A su vez, la historiadora comenta que son cientos las historias que surgen en torno a este tipo de experiencias: “Una vez, un compañero cerró una puerta para irse y vio cómo se abría sola, primero pensó que era el viento, la volvió a cerrar y la trabó mejor, entonces se le volvió a abrir, intentó por tercera vez y entonces se le abrieron dos puertas juntas. Ahí entendió el mensaje y las dejó abierta nomas”.
“Generalmente, cuando la jornada está terminando y ya casi no quedan visitantes es el momento en el que suceden estas cosas.
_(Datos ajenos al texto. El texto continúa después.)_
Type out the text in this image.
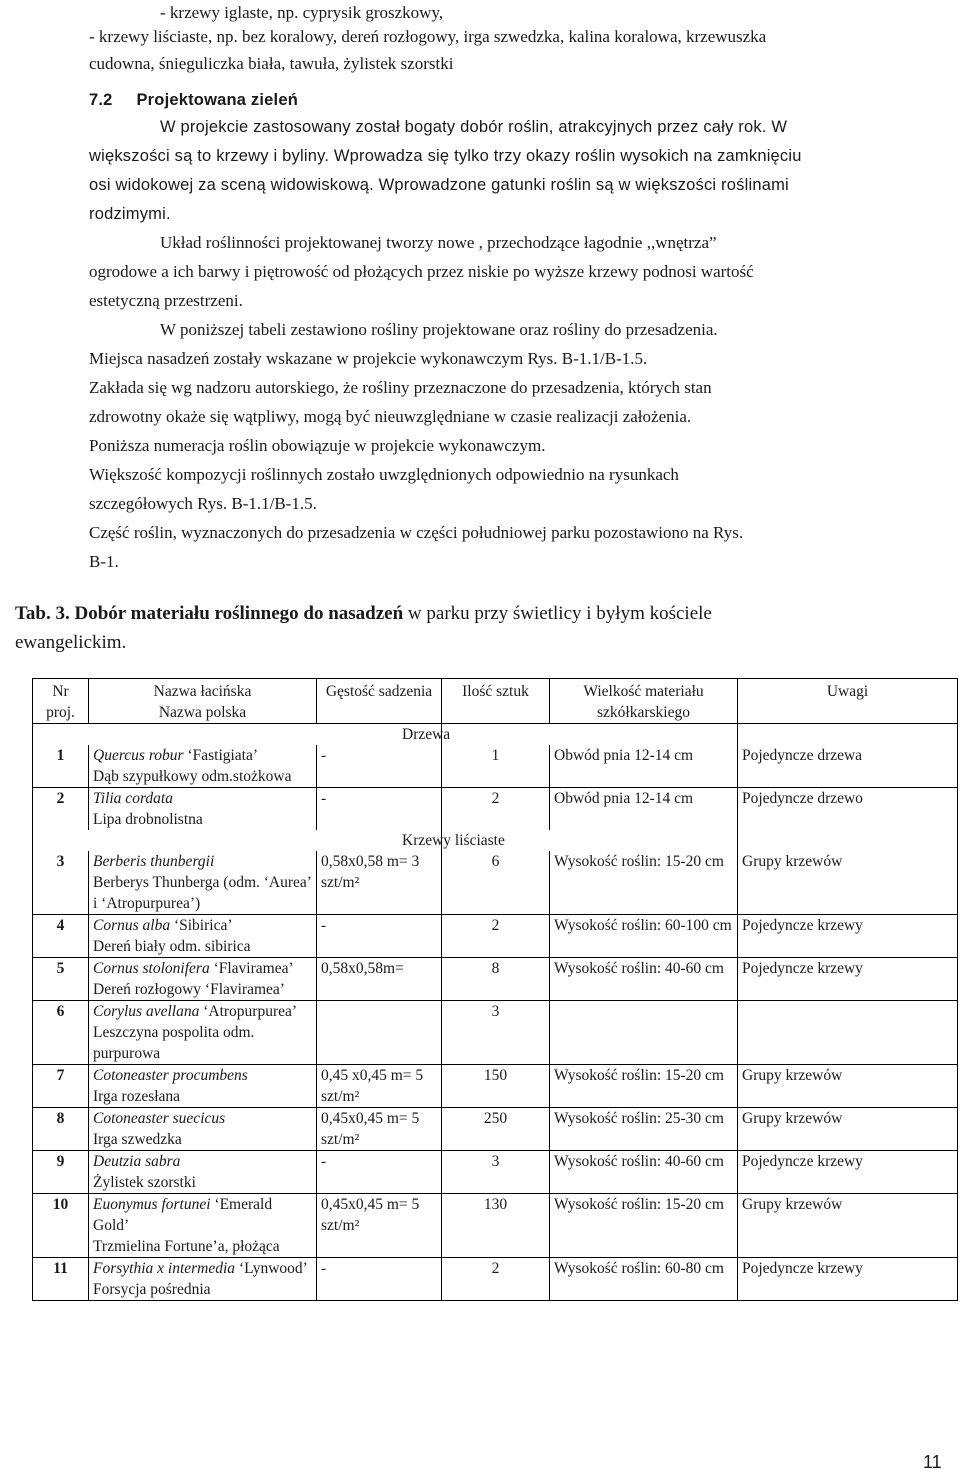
- krzewy iglaste, np. cyprysik groszkowy,
- krzewy liściaste, np. bez koralowy, dereń rozłogowy, irga szwedzka, kalina koralowa, krzewuszka
cudowna, śnieguliczka biała, tawuła, żylistek szorstki
7.2 Projektowana zieleń
W projekcie zastosowany został bogaty dobór roślin, atrakcyjnych przez cały rok. W
większości są to krzewy i byliny. Wprowadza się tylko trzy okazy roślin wysokich na zamknięciu
osi widokowej za sceną widowiskową. Wprowadzone gatunki roślin są w większości roślinami
rodzimymi.
Układ roślinności projektowanej tworzy nowe , przechodzące łagodnie ,,wnętrza”
ogrodowe a ich barwy i piętrowość od płożących przez niskie po wyższe krzewy podnosi wartość
estetyczną przestrzeni.
W poniższej tabeli zestawiono rośliny projektowane oraz rośliny do przesadzenia.
Miejsca nasadzeń zostały wskazane w projekcie wykonawczym Rys. B-1.1/B-1.5.
Zakłada się wg nadzoru autorskiego, że rośliny przeznaczone do przesadzenia, których stan
zdrowotny okaże się wątpliwy, mogą być nieuwzględniane w czasie realizacji założenia.
Poniższa numeracja roślin obowiązuje w projekcie wykonawczym.
Większość kompozycji roślinnych zostało uwzględnionych odpowiednio na rysunkach
szczegółowych Rys. B-1.1/B-1.5.
Część roślin, wyznaczonych do przesadzenia w części południowej parku pozostawiono na Rys.
B-1.
Tab. 3. Dobór materiału roślinnego do nasadzeń w parku przy świetlicy i byłym kościele
ewangelickim.
Nr proj.	Nazwa łacińska
Nazwa polska	Gęstość sadzenia	Ilość sztuk	Wielkość materiału szkółkarskiego	Uwagi
	Drzewa	
1	Quercus robur ‘Fastigiata’
Dąb szypułkowy odm.stożkowa	-	1	Obwód pnia 12-14 cm	Pojedyncze drzewa
2	Tilia cordata
Lipa drobnolistna	-	2	Obwód pnia 12-14 cm	Pojedyncze drzewo
	Krzewy liściaste	
3	Berberis thunbergii
Berberys Thunberga (odm. ‘Aurea’ i ‘Atropurpurea’)	0,58x0,58 m= 3 szt/m²	6	Wysokość roślin: 15-20 cm	Grupy krzewów
4	Cornus alba ‘Sibirica’
Dereń biały odm. sibirica	-	2	Wysokość roślin: 60-100 cm	Pojedyncze krzewy
5	Cornus stolonifera ‘Flaviramea’
Dereń rozłogowy ‘Flaviramea’	0,58x0,58m=	8	Wysokość roślin: 40-60 cm	Pojedyncze krzewy
6	Corylus avellana ‘Atropurpurea’
Leszczyna pospolita odm. purpurowa		3		
7	Cotoneaster procumbens
Irga rozesłana	0,45 x0,45 m= 5 szt/m²	150	Wysokość roślin: 15-20 cm	Grupy krzewów
8	Cotoneaster suecicus
Irga szwedzka	0,45x0,45 m= 5 szt/m²	250	Wysokość roślin: 25-30 cm	Grupy krzewów
9	Deutzia sabra
Żylistek szorstki	-	3	Wysokość roślin: 40-60 cm	Pojedyncze krzewy
10	Euonymus fortunei ‘Emerald Gold’
Trzmielina Fortune’a, płożąca	0,45x0,45 m= 5 szt/m²	130	Wysokość roślin: 15-20 cm	Grupy krzewów
11	Forsythia x intermedia ‘Lynwood’
Forsycja pośrednia	-	2	Wysokość roślin: 60-80 cm	Pojedyncze krzewy
11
Ver sombras entrar o salir de los baños es cosa de casi todos los días.”, dice entre risas la directora.
A su vez, Guerra Orozco reconoce que jamás hubo un visitante que reporte alguna situación de estas: “Creo que nos sucede solo a los que trabajamos, nunca supe que algún turista haya vivido algo así”.
Para finalizar, Cecilia Guerra Orozco cree que las apariciones no son mal intencionadas: “Creo que nos cuidan y protegen. Que respetan nuestro trabajo. Yo quiero creer que se trata de los congresales y que ellos conocen el respeto que les tenemos. Muchas veces fantaseo con la idea de que ellos hagan aparecer un documento desconocido que sea clave para entender algunos acontecimientos históricos”.
Un mito entre en el ambiente de la actividad paranormal, sostiene que, a veces, las almas no abandonan del todo este mundo porque les quedó alguna cuenta pendiente: "Muchos de lo congresales murieron jóvenes, casi ninguno llegó a ver la Argentina conformada como un Estado Nación firme. Tal vez ese sea su anhelo y para eso se quedaron. Tal vez quieran ver si se realizó esa Nación que declararon independiente. Y ver si estos ideales que se debatían en ese momento, hoy siguen vigentes", concluyó Cecilia Guerra Orozco.